Sofort schwang ich meine Waffe weiter und erwischte den Nächsten in die Seite. Gerade hatte dieser zum Schlag ausgeholt, doch er taumelte zurück und kippte hinten über. Kaum lag dieser, griff mich erneut ein Mann an. Dieser hier war zäher. Wir gaben uns einem feurigen Gefecht hin. Seine kräftigen Schläge parierte ich und das Metall sprühte Funken. Ich musste ihn schnellst möglich ausschalten. Meine Gedanken rasten, überlegten fieberhaft nach einer Taktik, doch er war besser als gedacht. Er drängte mich zurück. Sein schmutziges Gesicht war entstellt von einer hässlichen Fratze. Mein Gegner fletschte seine Zähne wie ein Tier, seine Augen loderten und kannten nichts mehr als Zorn und den Krieg. Das Blut und den Tod. Ein blutrünstiges Ungeheuer. Aber das waren wir alle.
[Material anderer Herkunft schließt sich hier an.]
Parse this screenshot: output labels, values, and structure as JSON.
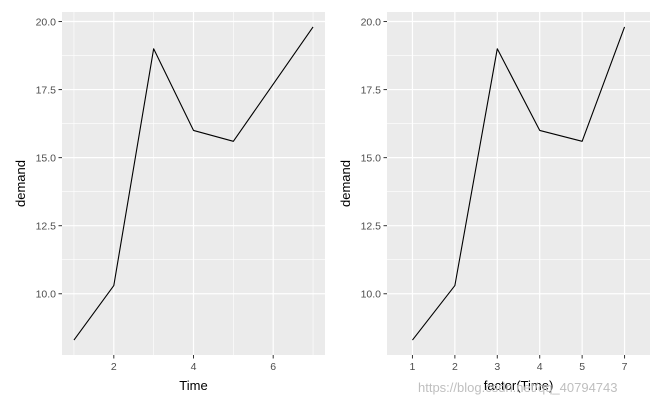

Alle, die im Krieg einen nach dem Anderen abschlachteten. Ich nicht weniger, als mein gegenüber. Mein Atem ging stoßweise. Rinnsale von Schweiß liefen mir über den Rücken und auch an meinem Gesicht floss es herab. Im nächsten Moment traf mich seine Faust. Meine Maske verrutschte und zeigte mich. Sie verbarg, wer ich wirklich war. Ein Mensch. Sterblich und schwach, genau wie der Mann.
»Verräterin!«, presste er zwischen den Zähnen hervor, »Wieso hilfst du diesen Spitzohr-Bastarden?« Ich schnaubte verächtlich.
Er schien von meiner einfachen Sterblichkeit noch mehr angetrieben zu werden. Ich kämpfte gegen meine eigene Spezies. Und das mit ihren Wappen auf meinem Wams. Es war meine Tarnung. Sofort zog ich mir wieder die Maske mit dem Wolfsgesicht über mein eigenes und verbarg meine Identität, während er sich erneut auf mich stürzte. Ich wich aus und seine Faust traf hart meine Brust. Die Luft wurde aus meine Lungen getrieben und ich konnte nicht atmen. Stolperte zurück und rang nach Sauerstoff. Die Klinge schnellte an mir vorbei, verfehlte mich um ein Haar, und ich rappelte mich auf. Ich nahm meine ganze Kraft zusammen und setzte zum Angriff an. Ein wütender Schrei glitt mir über die Lippen und ich rannte auf ihn zu. Sprang. Setzte alles auf eine Karte. Hielt den Griff mit beiden Händen. Und die Spitze verfehlte nicht. Sie bohrte sich tief in seine Brust. Der Mann kippte nach hinten und wir gingen zu Boden. Schnell erhob ich mich und mit einem schmatzenden Geräusch glitt die Schneide aus dem leblosen Körper. Blutrot schimmerte der Stahl im fahlen Licht.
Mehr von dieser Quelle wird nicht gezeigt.